No viene solo, poco a poco la muchedumbre sindical ocupa las calles en muestra del respeto y el cariño que todos le tienen al finado, llega la banda de guerra; llega el primer contingente; llegan las pancartas; llegan los cantos y los aplausos; llegan más columnas de obreros, son tantos que se declara paro nacional y mandan traer

@mr_manugz

las chelas, llegan incluso un par de novios con el ímpetu por lo más alto, deseosos de una habitación, pero aquello es imposible, la turba embriagada de emoción le da el apoyo incondicional a Palomares Blanco, quien no ha parado de ejercer con su retórica acomodaticia el poder sobre los que fascinados le escuchan sin entender casi nada; esto se convierte en una asamblea informal en donde lo eligen como su nuevo secretario general a perpetuidad.

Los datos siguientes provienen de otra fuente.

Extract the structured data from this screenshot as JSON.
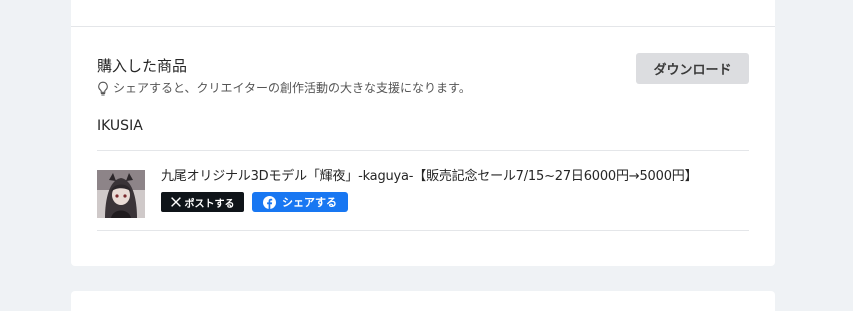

Llegan más coronas, llegan más homenajes, todos pasan a verlo, llega incluso la televisión, pero el forense nomás no llega y todo está atorado, el nombramiento del nuevo secretario general, el acta de defunción, la póliza del seguro, la cuenta de la habitación y del teléfono, ¿pero el forense? -Licenciado ¡Ahí está el forense!, Virgen Santísima ya era hora!- El forense todo agitado le da trámite de inmediato a la valoración del muerto y así todos salvan el pellejo: el Licenciado que no se compromete, el dueño del hotel con la cuenta saldada por el sindicato, el nuevo secretario general bien montado ya en su pedestal, la prensa que confirma la noticia y vende periódicos al por mayor, las dos mujeres del líder cada una con su acta, los novios que hicieron lo propio en el baño aprovechando la gritadera, el cadáver derechito a recibir honores y un sepelio histórico, los niños que… bueno los niños siguen en el rincón, quietecitos, como el pueblo bueno, calladitos, obedientes, se quedan solos, observando el orden aparente de aquella habitación vacía.